また、「疲労や精神的ストレスを感じている」と回答した人は58.1%(59.9%)であり、その主な原因は「職場の人間関係(31.3%)」「仕事の量が多すぎる(28.0%)」「業務上のつきあい(19.8%)」となっています。

 

さらに、「からだの具合が悪くて休みたかったが、休めなかった」と回答した人が47.8%(前年49.9%)と半数の人が訴えています。

 

こうした実態は健康破壊寸前の状態と言わざるを得ず、解消にむけた早急な対策が求められます。

 

4.残業の最大要因は「業務量が多いため」、次いで「国会対応」

 

残業の最も大きな要因は、「業務量が多いため(59.5%)」「国会対応(29.4%)」「人員配置が不適切なため(29.1%)」が上位となっており、業務量に見合う職員が十分に配置されていないことと、深夜に及ぶ国会対応が長時間労働の要因であることが浮き彫りになりました。

 

国会対応の改善のためには、「質問の早期通告」(43.8%)が高い割合を占めています。

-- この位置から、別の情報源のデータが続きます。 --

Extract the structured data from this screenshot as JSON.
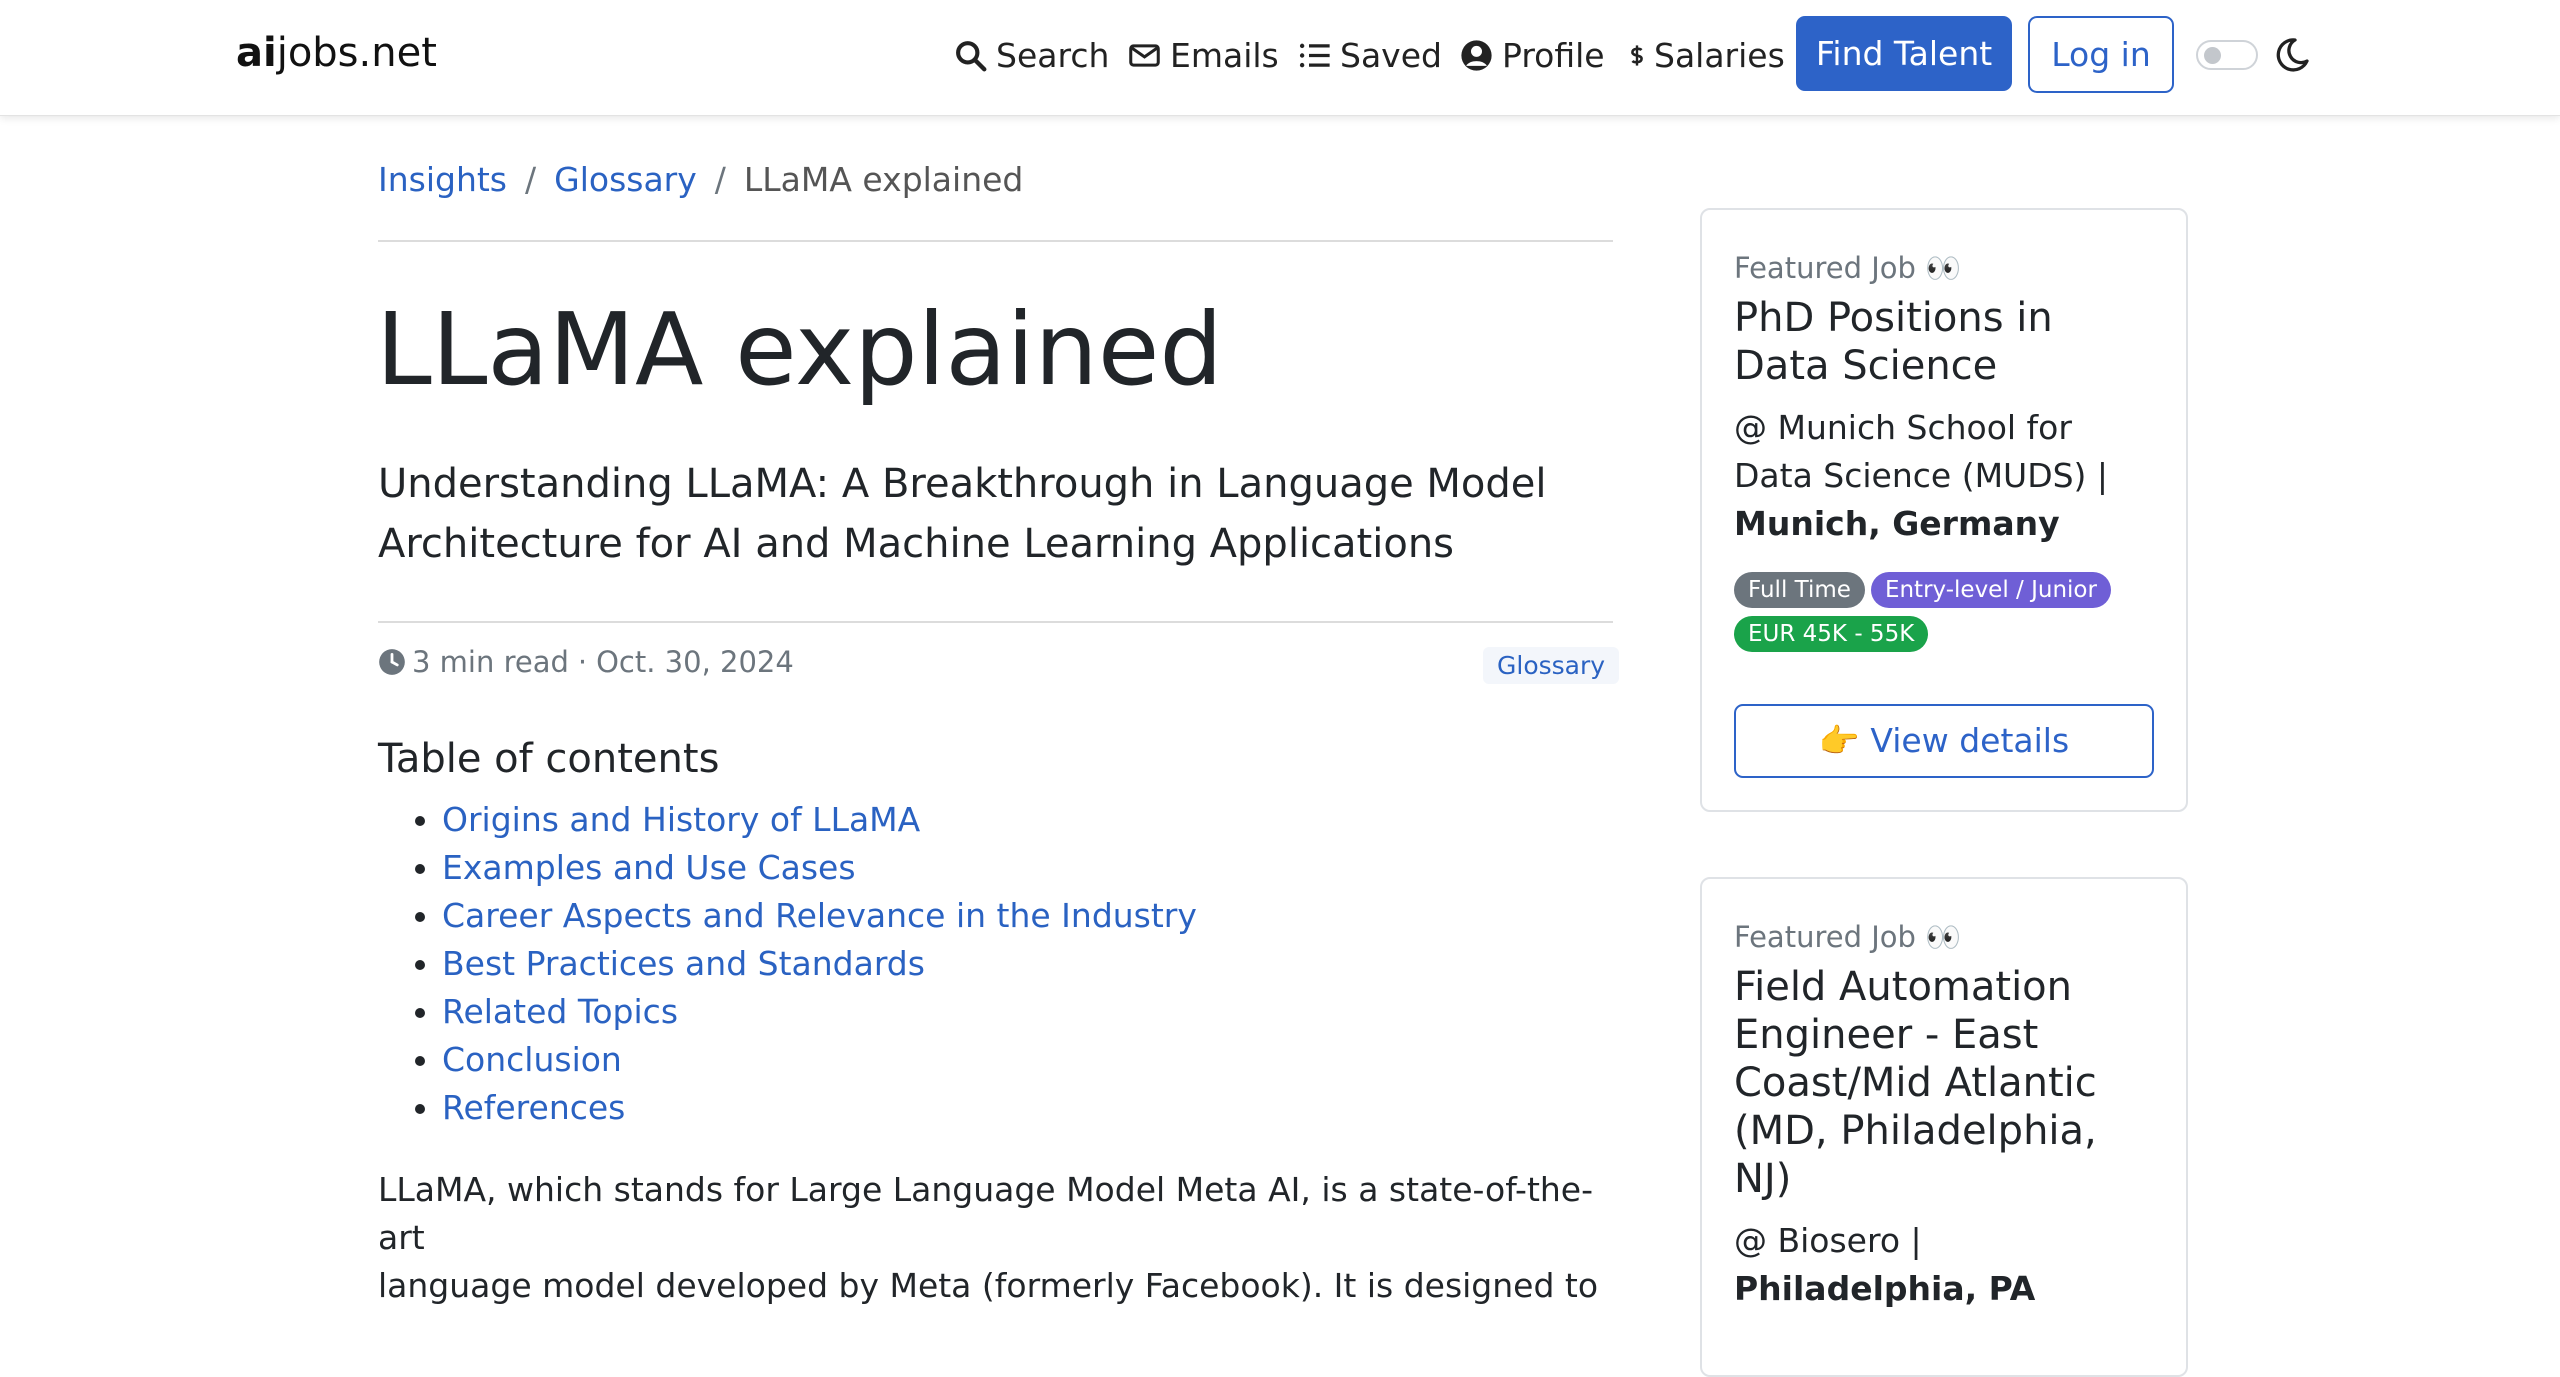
{
  "navbar": {
    "brand_bold": "ai",
    "brand_rest": "jobs.net",
    "items": [
      {
        "label": "Search",
        "icon": "search-icon"
      },
      {
        "label": "Emails",
        "icon": "envelope-icon"
      },
      {
        "label": "Saved",
        "icon": "list-icon"
      },
      {
        "label": "Profile",
        "icon": "user-circle-icon"
      },
      {
        "label": "Salaries",
        "icon": "dollar-icon"
      }
    ],
    "find_talent": "Find Talent",
    "login": "Log in",
    "theme_toggle": "off"
  },
  "breadcrumb": {
    "items": [
      "Insights",
      "Glossary"
    ],
    "current": "LLaMA explained"
  },
  "article": {
    "title": "LLaMA explained",
    "subtitle": "Understanding LLaMA: A Breakthrough in Language Model Architecture for AI and Machine Learning Applications",
    "read_time": "3 min read",
    "date": "Oct. 30, 2024",
    "category": "Glossary",
    "toc_title": "Table of contents",
    "toc": [
      "Origins and History of LLaMA",
      "Examples and Use Cases",
      "Career Aspects and Relevance in the Industry",
      "Best Practices and Standards",
      "Related Topics",
      "Conclusion",
      "References"
    ],
    "intro_line1": "LLaMA, which stands for Large Language Model Meta AI, is a state-of-the-art",
    "intro_line2": "language model developed by Meta (formerly Facebook). It is designed to"
  },
  "featured_jobs": [
    {
      "label": "Featured Job 👀",
      "title": "PhD Positions in Data Science",
      "company": "@ Munich School for Data Science (MUDS)",
      "location": "Munich, Germany",
      "badges": [
        "Full Time",
        "Entry-level / Junior",
        "EUR 45K - 55K"
      ],
      "button": "👉 View details"
    },
    {
      "label": "Featured Job 👀",
      "title": "Field Automation Engineer - East Coast/Mid Atlantic (MD, Philadelphia, NJ)",
      "company": "@ Biosero",
      "location": "Philadelphia, PA"
    }
  ],
  "colors": {
    "primary": "#2d63c8",
    "badge_gray": "#6c757d",
    "badge_purple": "#6f5fd6",
    "badge_green": "#1aa34a"
  }
}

回答者の声としては、「国会議員がきちんとした認識を持って、早期通告してほしい」など議員からの質問が出ないと各府省の職員が帰れない実態が表れています。国会対応業務の効率化と、こうした実態に認識を持って対応することを望む声が強まっています。

 

こうした国会対応残業を改善するため、本来、既に確認されている与野党国対委員長会議申し合わせ事項となっている「質疑者は原則として前々日の正午までに質問の趣旨等について通告する」とした質問通告ルールの原則を徹底することを再度求めていきます。

 

5.「ゆう活」は、国会延長で残業改善につながらず

 

昨年より、実施された「ゆう活」(勤務時間を朝型にシフト)では、超過勤務が「減少した」と答えた職員は、13.9%にとどまり、「増加した」が18.3%で4.4ポイントも多い結果となり上りました。

 

昨年は「ゆう活」期間中まで通常国会が延長され、国会対応により退庁は通常時間、出勤時間だけ早まった職員が多数いたと思われます。